Part c) is difficult. There are nine combinations you have to calculate.
$\begin{array}{ccccc}
A &\vline & B &\vline & C \\
\hline
4 &\vline & 1 &\vline & 1 \\
3 &\vline & 2 &\vline & 1 \\
3 &\vline & 1 &\vline & 2 \\
2 &\vline & 2 &\vline & 2 \\
2 &\vline & 3 &\vline & 1 \\
2 &\vline & 1 &\vline & 3 \\
1 &\vline & 2 &\vline & 3 \\
1 &\vline & 3 &\vline & 2 \\
1 &\vline & 4 &\vline & 1 \\
\end{array}$

That is really a lot of work for part c. You said we have 17 employees but we have 16. 8 in dept A, 5 in dept B and 3 in dpt. C which is 16 in total. So if we have 8 employees in A, there is another 8, not 9, employees in B and C.

6. Originally Posted by Keep
That is really a lot of work for part c. You said we have 17 employees but we have 16. 8 in dept A, 5 in dept B and 3 in dpt. C which is 16 in total. So if we have 8 employees in A, there is another 8, not 9, employees in B and C.
You are right. I cannot do addition.
So adjust the numbers above. Change 9 to 8.

There is no change in part c).
Yes that is a lot of work.

7. I want to say that the coefficient of $x^6$ in
$[(1+x)^8-1][(1+x)^5-1][(1+x)^3-1]$ gives the answer.

Explanation:

$(1+x)^8-1=\sum{x}^r$...r varies from 1 to 8
hence this expression contains
$C_{1}^8x,C_{2}^8x^2,C_{3}^8x^3,C_{4}^8x^4,....$

similarly for other terms of the product given above.

Now consider the first case of the table given by $Plato$
It has the no. of ways
$C_{4}^8.C_{1}^5.C_{1}^3$
now this case is covered in the product by the multiplication $x^4$ of first term, $x$ of second and third term.

Hence, all the cases in the table are summed up in the coefficient of $x^6$ in the product.

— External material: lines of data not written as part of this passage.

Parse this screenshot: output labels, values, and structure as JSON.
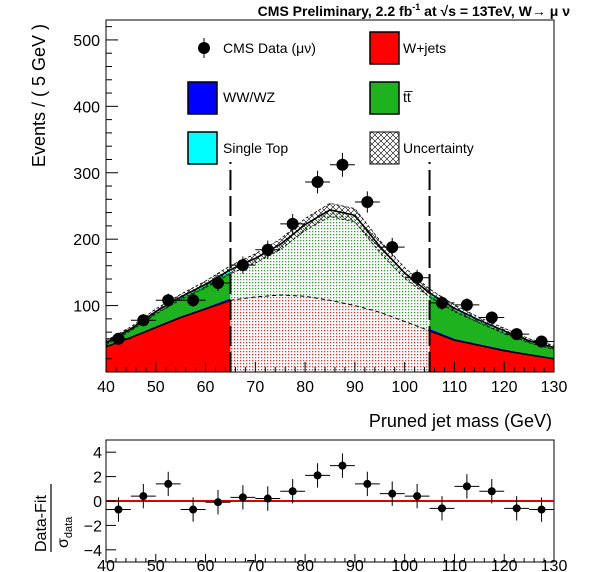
{
  "header": {
    "prefix": "CMS Preliminary, 2.2 fb",
    "sup": "-1",
    "mid": " at  ",
    "sqrt_s": "s",
    "suffix": " = 13TeV, W→  μ  ν"
  },
  "legend": {
    "data": "CMS Data (μν)",
    "wjets": "W+jets",
    "wwwz": "WW/WZ",
    "ttbar": "tt̅",
    "singletop": "Single Top",
    "uncertainty": "Uncertainty"
  },
  "colors": {
    "wjets": "#ff0000",
    "wwwz": "#0000ff",
    "ttbar": "#1fb21f",
    "singletop": "#00ffff",
    "ratio_line": "#e00000",
    "blind_wjets": "#f5d0d0",
    "blind_other": "#d8f0d8"
  },
  "chart_data": [
    {
      "type": "area",
      "name": "main",
      "xlabel": "Pruned jet mass (GeV)",
      "ylabel": "Events / ( 5 GeV )",
      "xlim": [
        40,
        130
      ],
      "ylim": [
        0,
        530
      ],
      "xticks": [
        40,
        50,
        60,
        70,
        80,
        90,
        100,
        110,
        120,
        130
      ],
      "yticks": [
        100,
        200,
        300,
        400,
        500
      ],
      "blinded_region": [
        65,
        105
      ],
      "data_points": {
        "x": [
          42.5,
          47.5,
          52.5,
          57.5,
          62.5,
          67.5,
          72.5,
          77.5,
          82.5,
          87.5,
          92.5,
          97.5,
          102.5,
          107.5,
          112.5,
          117.5,
          122.5,
          127.5
        ],
        "y": [
          50,
          78,
          108,
          108,
          134,
          161,
          184,
          223,
          286,
          312,
          256,
          188,
          142,
          104,
          101,
          82,
          57,
          46
        ],
        "err": [
          7,
          9,
          10,
          10,
          12,
          13,
          14,
          15,
          17,
          18,
          16,
          14,
          12,
          10,
          10,
          9,
          8,
          7
        ]
      },
      "series": [
        {
          "name": "W+jets",
          "x": [
            40,
            45,
            50,
            55,
            60,
            65,
            70,
            75,
            80,
            85,
            90,
            95,
            100,
            105,
            110,
            115,
            120,
            125,
            130
          ],
          "values": [
            38,
            52,
            67,
            82,
            95,
            108,
            113,
            116,
            114,
            108,
            100,
            90,
            76,
            62,
            48,
            40,
            32,
            26,
            20
          ]
        },
        {
          "name": "WW/WZ",
          "x": [
            40,
            45,
            50,
            55,
            60,
            65,
            70,
            75,
            80,
            85,
            90,
            95,
            100,
            105,
            110,
            115,
            120,
            125,
            130
          ],
          "values": [
            1,
            1,
            2,
            2,
            2,
            3,
            3,
            3,
            4,
            5,
            5,
            4,
            4,
            3,
            2,
            2,
            2,
            1,
            1
          ]
        },
        {
          "name": "tt̅",
          "x": [
            40,
            45,
            50,
            55,
            60,
            65,
            70,
            75,
            80,
            85,
            90,
            95,
            100,
            105,
            110,
            115,
            120,
            125,
            130
          ],
          "values": [
            4,
            11,
            20,
            27,
            33,
            40,
            52,
            70,
            100,
            126,
            126,
            91,
            65,
            51,
            44,
            34,
            26,
            19,
            15
          ]
        },
        {
          "name": "Single Top",
          "x": [
            40,
            45,
            50,
            55,
            60,
            65,
            70,
            75,
            80,
            85,
            90,
            95,
            100,
            105,
            110,
            115,
            120,
            125,
            130
          ],
          "values": [
            1,
            1,
            2,
            2,
            2,
            3,
            3,
            3,
            4,
            5,
            5,
            4,
            4,
            3,
            2,
            2,
            2,
            1,
            1
          ]
        }
      ],
      "uncertainty": {
        "x": [
          40,
          45,
          50,
          55,
          60,
          65,
          70,
          75,
          80,
          85,
          90,
          95,
          100,
          105,
          110,
          115,
          120,
          125,
          130
        ],
        "values": [
          3,
          3,
          4,
          4,
          5,
          6,
          7,
          8,
          9,
          10,
          10,
          9,
          8,
          6,
          5,
          4,
          4,
          3,
          3
        ]
      }
    },
    {
      "type": "scatter",
      "name": "ratio",
      "ylabel": "Data-Fit",
      "ylabel_denominator": "σ",
      "ylabel_denominator_sub": "data",
      "xlim": [
        40,
        130
      ],
      "ylim": [
        -5,
        5
      ],
      "xticks": [
        40,
        50,
        60,
        70,
        80,
        90,
        100,
        110,
        120,
        130
      ],
      "yticks": [
        4,
        2,
        0,
        -2,
        -4
      ],
      "x": [
        42.5,
        47.5,
        52.5,
        57.5,
        62.5,
        67.5,
        72.5,
        77.5,
        82.5,
        87.5,
        92.5,
        97.5,
        102.5,
        107.5,
        112.5,
        117.5,
        122.5,
        127.5
      ],
      "y": [
        -0.7,
        0.4,
        1.4,
        -0.7,
        -0.1,
        0.3,
        0.2,
        0.8,
        2.1,
        2.9,
        1.4,
        0.6,
        0.4,
        -0.6,
        1.2,
        0.8,
        -0.6,
        -0.7
      ],
      "err": [
        1,
        1,
        1,
        1,
        1,
        1,
        1,
        1,
        1,
        1,
        1,
        1,
        1,
        1,
        1,
        1,
        1,
        1
      ]
    }
  ]
}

8. Originally Posted by malaygoel
I want to say that the coefficient of $x^6$ in
$[(1+x)^8-1][(1+x)^5-1][(1+x)^3-1]$ gives the answer.

Explanation:

$(1+x)^8-1=\sum{x}^r$...r varies from 1 to 8
hence this expression contains
$C_{1}^8x,C_{2}^8x^2,C_{3}^8x^3,C_{4}^8x^4,....$

similarly for other terms of the product given above.

Now consider the first case of the table given by $Plato$
It has the no. of ways
$C_{4}^8.C_{1}^5.C_{1}^3$
now this case is covered in the product by the multiplication $x^4$ of first term, $x$ of second and term.

Hence, all the cases in the table are summed up in the coefficient of $x^6$ in the product.
Say you want the number ways to form a team if at least 2 people must come from department A and at least one person must come from department B.

Would you then be looking for the coefficient of the $x^{6}$ term in the exapansion of

$\big( (1+x)^{8}-1-8x\big)\big((1+x)^{5}-1\big)\big(1+x\big)^{3}$ ?

9. Originally Posted by Random Variable
Say you want the number ways to form a team if at least 2 people must come from department A and at least one person must come from department B.

Would you then be looking for the coefficient of the $x^{6}$ term in the exapansion of

$\big( (1+x)^{8}-1-8x\big)\big((1+x)^{5}-1\big)\big(1+x\big)^{3}$ ?
Yes...that would work. That is the real advantage here. You have to form the product only and it will take care of all the cases.